Friday, November 19, 2010

guest post by Abby

So sorry I've been out of commission all week friends. My computer has been giving me fits and today is the first day it seems to be a little better. I've decided to dedicate this post to my daughter Abby who has been filling out college and scholarship aps continuously. On one she was asked to respond to this paragraph: "A lazy person does little to nothing while a busy person does almost everthing, but the similarity is that both refuse to be intentional. Busyness is the moral equivalent of laziness...We say that haste makes waste, but the way we function indicates that we really believe that the hare, and not the tortoise, wins the race. Exhaustion is inevitable when we take on too much or fail to anticapte the unseen demands that come with every new commitment. And our exhaustion plays itself out in countless ways, especially in our key relationships. Busyness, however, is moral laziness because it involves refusing to live with courage and intentionality. Instead, we give our spirit over to the demands of necessity."

Here is her response:

Earlier today I found myself lying on the floor, half-way through my second bag of discount Halloween candy, completely disgusted with myself. There I was munching through my fifteenth fun-size Butterfinger, allowing the countless demands on my time to pile up around me like my discarded candy wrappers. As I began to analyze my position, I found that my laziness was a defense mechanism against my increasingly busy lifestyle.

Lately I have been feeling the pressure of “giving [my] spirit over to the growing demands of necessity.” My days have been filled ceaselessly with the many activities that I committed to at the beginning of my school year, many of which are permanent commitments that I cannot now leave. I confess that much of the pressure I feel to be involved in so many areas comes from the push of colleges who want not only good scholars, but “well-rounded” ones at that. Not content with mere grades, they want/reward students who excel in multiple areas. I did not truly realize the position I was in until my grandmother (age 88) passed away mid-October. When I returned from her funeral I was completely swamped by the make-up work from my four AP courses, online Spanish Three, missing the middle school small group that I normally lead, and the fast approach of our cross country conference meet. I was exhausted. Everything that I was involved in suffered as a result.

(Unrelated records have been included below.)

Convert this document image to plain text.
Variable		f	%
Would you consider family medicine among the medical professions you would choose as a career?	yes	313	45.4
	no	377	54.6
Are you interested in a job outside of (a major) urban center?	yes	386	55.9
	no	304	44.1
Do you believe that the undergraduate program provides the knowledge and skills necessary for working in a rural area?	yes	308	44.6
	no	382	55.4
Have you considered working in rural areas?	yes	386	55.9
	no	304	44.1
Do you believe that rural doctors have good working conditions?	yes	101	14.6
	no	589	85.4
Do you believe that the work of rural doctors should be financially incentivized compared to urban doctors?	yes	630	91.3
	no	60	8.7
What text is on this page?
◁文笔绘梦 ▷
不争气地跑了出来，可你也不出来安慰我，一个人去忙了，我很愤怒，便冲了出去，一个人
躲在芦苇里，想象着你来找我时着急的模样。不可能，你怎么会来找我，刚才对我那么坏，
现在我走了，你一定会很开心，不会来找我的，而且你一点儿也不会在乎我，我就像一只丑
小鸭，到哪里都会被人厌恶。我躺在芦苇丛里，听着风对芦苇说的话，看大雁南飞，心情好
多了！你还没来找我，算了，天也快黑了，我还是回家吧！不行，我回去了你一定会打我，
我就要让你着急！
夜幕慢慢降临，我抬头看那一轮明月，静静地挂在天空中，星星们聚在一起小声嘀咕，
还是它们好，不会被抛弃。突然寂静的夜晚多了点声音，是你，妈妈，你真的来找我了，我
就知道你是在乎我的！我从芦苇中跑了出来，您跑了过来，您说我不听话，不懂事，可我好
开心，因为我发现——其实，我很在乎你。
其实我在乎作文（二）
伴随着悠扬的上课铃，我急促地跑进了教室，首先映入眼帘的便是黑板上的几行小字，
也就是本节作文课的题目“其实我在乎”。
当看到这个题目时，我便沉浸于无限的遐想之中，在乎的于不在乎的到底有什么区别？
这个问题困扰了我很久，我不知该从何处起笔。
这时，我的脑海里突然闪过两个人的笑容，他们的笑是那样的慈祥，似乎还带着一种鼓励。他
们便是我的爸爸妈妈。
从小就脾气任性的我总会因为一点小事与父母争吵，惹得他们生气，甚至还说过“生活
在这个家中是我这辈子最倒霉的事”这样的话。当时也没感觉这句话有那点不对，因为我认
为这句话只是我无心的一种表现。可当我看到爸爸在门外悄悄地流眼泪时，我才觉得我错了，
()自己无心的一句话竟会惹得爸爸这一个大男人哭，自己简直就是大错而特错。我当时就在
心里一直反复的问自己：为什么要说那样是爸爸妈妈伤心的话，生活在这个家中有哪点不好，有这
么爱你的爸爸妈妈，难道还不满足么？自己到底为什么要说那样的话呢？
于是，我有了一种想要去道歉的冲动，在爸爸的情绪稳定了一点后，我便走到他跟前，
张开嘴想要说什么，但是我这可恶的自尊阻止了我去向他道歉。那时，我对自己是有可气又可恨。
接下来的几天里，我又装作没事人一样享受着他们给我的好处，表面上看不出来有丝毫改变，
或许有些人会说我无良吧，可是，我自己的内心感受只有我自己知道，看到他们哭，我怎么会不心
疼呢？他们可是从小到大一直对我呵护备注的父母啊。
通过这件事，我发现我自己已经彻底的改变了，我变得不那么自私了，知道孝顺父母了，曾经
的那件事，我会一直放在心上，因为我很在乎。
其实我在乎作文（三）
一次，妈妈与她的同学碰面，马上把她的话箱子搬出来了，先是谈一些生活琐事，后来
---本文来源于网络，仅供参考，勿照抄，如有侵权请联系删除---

Now that cross country is over I find myself sinking to the opposite extreme. Allender has helped me realize that the struggles of busyness and laziness are actually two sides of the same proverbial coin. By doing everything, I was removing the necessity of excelling in anything. By doing nothing I was also (obviously) accomplishing nothing. There is a certain way that time management is a moral issue, and it is magnified when the person who is managing their time incorrectly is a leader within their social circles. Intentionally refusing to be intentional, whether by doing everything or nothing, not only destroys productivity, but also wastes God-given minutes and hours that can never be recaptured.

This week I am going to spend an astonishing amount of time doing nothing, but I am going to be extremely busy while doing it. As I type this essay I am eagerly awaiting the arrival of midnight so that I can go to see the new Harry Potter movie premiere. Is it necessary? No. So why am I wasting my time in this way when there are so many more productive things that I could be doing?

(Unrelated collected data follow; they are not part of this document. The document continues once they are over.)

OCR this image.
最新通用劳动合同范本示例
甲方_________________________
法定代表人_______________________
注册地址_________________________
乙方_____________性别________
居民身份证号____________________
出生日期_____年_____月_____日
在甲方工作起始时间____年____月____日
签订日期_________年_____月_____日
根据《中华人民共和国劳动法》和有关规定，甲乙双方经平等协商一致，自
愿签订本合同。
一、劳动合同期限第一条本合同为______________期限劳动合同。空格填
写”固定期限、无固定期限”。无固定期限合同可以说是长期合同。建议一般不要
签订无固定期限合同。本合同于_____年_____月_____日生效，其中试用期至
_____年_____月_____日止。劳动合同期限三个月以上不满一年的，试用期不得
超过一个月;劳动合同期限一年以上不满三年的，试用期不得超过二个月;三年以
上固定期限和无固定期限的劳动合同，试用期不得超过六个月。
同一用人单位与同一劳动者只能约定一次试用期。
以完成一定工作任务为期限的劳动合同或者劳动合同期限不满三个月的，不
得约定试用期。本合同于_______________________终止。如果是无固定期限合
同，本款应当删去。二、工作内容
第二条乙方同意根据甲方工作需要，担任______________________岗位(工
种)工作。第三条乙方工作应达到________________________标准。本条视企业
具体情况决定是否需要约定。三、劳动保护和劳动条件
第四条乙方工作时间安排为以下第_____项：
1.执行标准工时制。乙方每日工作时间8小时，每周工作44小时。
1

The answer is not difficult to understand, only difficult to admit: I am taking the easy way out of all those things that I really need to do, but do not desire to do. As a leader of two small groups I should be preparing lessons for them. As an academic leader in my class I should be setting the example of a true scholar by studying for my AP Calculus quiz tomorrow. These are not “fun” things, but they are important things. When I put off the important things in favor of the mundane I am committing a moral crime. Unfortunately these reflections are not going to deter my going to the premiere tonight, but they have given me food for thought about my time management skills in the future.

Looking ahead to college, I honestly want to improve my time management so that I can excel in areas that are important to me and to God’s kingdom. I confess that oftentimes I swing back and forth from the two extremes of lying on my back and eating chocolate and juggling every activity that my school and church has to offer instead of finding one or two things that I could do in a truly exceptional way. As I leader I am fast recognizing the importance of doing things thoroughly even if it means doing less. There is only a set amount of hours in each day for anyone to excel in, and being unintentional about those hours is at worst ethically wrong (sinful), and at best wasting time that cannot be reclaimed. Christians are called to lead “purpose driven” lives and I am becoming more and more convinced that disguising a life without purpose by leading as many activities as possible is not God honoring. I intend to continue to be a leader in the college setting, but want to set a better example for people to follow in the area of time management. This may mean that I will not be able to do everything, but that, I am realizing, is not a bad thing. No one has been called to do everything; we are all different parts of the Body and have different functions. Once I discover my primary “function(s),” I will certainly pursue it/them with intentionality and vigor, not wasting a single minute through laziness or busyness, or at least that is my current intention…three hours and 35 minutes until the movie premiere, but who’s counting?